Regia di Derek Cianfrance vedi scheda film
Venezia 73 – concorso ufficiale
Ormai consacrato a nome autoriale da tenere d’occhio grazie a soli due titoli (Blue Valentine e Come un tuono), Derek Cianfrance si lancia nel melodramma ambientato nel passato, per la precisione subito dopo la fine della Grande Guerra.
Se in base alla sintesi della trama potrebbe sembrare la solita trita e ritrita storia d’amore, e comunque in (minima) parte lo è pure, in realtà sono altri gli aspetti che rendono questa pellicola stimolante, permettendogli di addentrarsi nella manifestazione dei comportamenti umani che mettono in crisi l’autocontrollo rendendo di conseguenza difficile, se non impossibile, fare la cosa giusta dato che questo porterebbe a una cascata di problematiche.

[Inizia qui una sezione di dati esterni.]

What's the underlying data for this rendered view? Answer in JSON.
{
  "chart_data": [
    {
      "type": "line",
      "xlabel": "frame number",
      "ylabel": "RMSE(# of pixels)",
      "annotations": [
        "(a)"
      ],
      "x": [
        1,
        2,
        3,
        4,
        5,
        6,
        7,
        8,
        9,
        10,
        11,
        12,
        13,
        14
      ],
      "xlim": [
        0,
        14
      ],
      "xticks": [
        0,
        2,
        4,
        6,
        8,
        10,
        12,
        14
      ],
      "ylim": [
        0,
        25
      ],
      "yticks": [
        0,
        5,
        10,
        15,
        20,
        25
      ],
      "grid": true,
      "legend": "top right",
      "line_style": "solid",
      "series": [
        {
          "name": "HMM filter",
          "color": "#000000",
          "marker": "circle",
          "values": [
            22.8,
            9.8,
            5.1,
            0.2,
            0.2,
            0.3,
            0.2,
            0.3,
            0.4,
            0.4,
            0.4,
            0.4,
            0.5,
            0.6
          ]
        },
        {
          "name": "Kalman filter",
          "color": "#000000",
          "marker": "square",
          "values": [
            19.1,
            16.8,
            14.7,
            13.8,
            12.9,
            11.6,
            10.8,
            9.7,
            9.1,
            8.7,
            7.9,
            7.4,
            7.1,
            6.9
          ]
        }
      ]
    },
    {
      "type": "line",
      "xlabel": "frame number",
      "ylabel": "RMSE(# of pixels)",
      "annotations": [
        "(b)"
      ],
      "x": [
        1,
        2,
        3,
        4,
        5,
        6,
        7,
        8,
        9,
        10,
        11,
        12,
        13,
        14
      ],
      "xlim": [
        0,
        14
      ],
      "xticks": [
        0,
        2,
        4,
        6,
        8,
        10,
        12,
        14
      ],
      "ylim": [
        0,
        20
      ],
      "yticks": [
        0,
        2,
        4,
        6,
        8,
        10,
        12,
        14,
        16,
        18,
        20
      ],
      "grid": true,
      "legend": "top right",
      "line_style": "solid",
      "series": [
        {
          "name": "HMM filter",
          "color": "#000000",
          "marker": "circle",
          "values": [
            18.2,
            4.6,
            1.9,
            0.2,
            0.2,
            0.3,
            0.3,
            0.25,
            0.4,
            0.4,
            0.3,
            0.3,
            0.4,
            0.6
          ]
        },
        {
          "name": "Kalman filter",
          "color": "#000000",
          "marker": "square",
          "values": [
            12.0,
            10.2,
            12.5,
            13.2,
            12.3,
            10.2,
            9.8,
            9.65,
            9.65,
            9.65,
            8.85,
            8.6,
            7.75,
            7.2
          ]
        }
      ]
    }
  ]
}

Finita la Grande Guerra, Tom Sherbourne (Michael Fassbender) decide di ritirarsi in un luogo solitario e l’incarico di guardiano del faro di Janus Rock è ciò che fa per lui.
E’ in questo luogo che vivrà la sua storia d’amore con Isabel (Alicia Vikander), un rapporto perfetto che verrà prima scalfito, e successivamente travolto, dalle difficoltà di avere un proprio figlio e dal caso che si metterà di mezzo.
Quello di Derek Cianfrance è uno dei casi a Venezia 73; sicuramente il suo era tra i titoli più attesi ma si è trasformato nel meno applaudito di tutti, sarà che il melodramma fa arricciare il naso, come se fosse la causa di un’intolleranza (è anche vero che questo essere prevenuti non giunge dal nulla).
In effetti, ciò che riguarda strettamente l’amore tra Tom e Isabel è tutto fuorché esaltante, ci sono lungaggini di troppo, soprattutto nella seconda parte che raccorda più periodi temporali, e rischia anche di essere stucchevole (ma qua è più colpa di un clima generale).
A parte i tanti simboli piazzati dappertutto - come il faro a fare da punto di riferimento in mezzo alla tempesta, la barchetta alla merce del fato o il sole al tramonto (di una vita) – che possono produrre le epifanie più profonde o il latte alle ginocchia, ciò che differenzia The light between oceans da altri melodrammi è che possiede altro da mettere sul piatto, deviando l’attenzione (sempre se nel frattempo non ci si ritrova narcotizzati).
Si tratta di urgenze impellenti ed egoismi che scaturiscono da moti interiori indomabili, che portano allo struggimento o finanche a uno stato di semi pazzia permanente che annulla la naturale percezione delle cose. Quando poi due necessità forti - come il senso di colpa e l’aspirazione di diventare madre (ricordandosi sempre che in quella società, non riuscire a fare un figlio per una donna era vista come una condanna divina) - condividono il medesimo spazio, non può che manifestarsi, prima o dopo, uno strazio che conduce a dilemmi morali da porsi (e che non si possono accantonare tanto facilmente).
Poi è anche vero che alla fine si arriva comunque pur sempre all’effetto fazzoletto, ma il tragitto non è affatto scontato e molte posizioni – la necessità di dire la verità, l’ammissione di aver perso ogni legame con la propria figlia appena ritrovata fisicamente e il vuoto da assenza – richiedono esplicitamente di calarsi in quei panni.
Per il resto, Michael Fassbender e Alicia Vikander hanno una chimica propria di chi si conosce alla perfezione, e non potrebbe essere altrimenti dato il legame che li unisce, mentre Rachel Weisz non è illuminata dall’ispirazione (più che altro, già non lo è il suo personaggio, un po’ trascurato).
Fatta la cernita di tutto, francamente, lo stuolo di stroncature, compatte come se fossero fuoriuscite da un plotone di esecuzione, sembra una punizione esagerata – anche se in laguna la critica internazionale è stata più equilibrata di quella nostrana – per un’opera che rimane comunque un crogiolo di vizi e virtù, tra cui bastano davvero impercettibili movimenti del proprio animo per spostare la bilancia del gradimento da una parte o dall’altra, ma (almeno) l’indifferenza aleggia altrove.
Rischioso, un po’ deludente e da rivalutare con un pensiero laterale.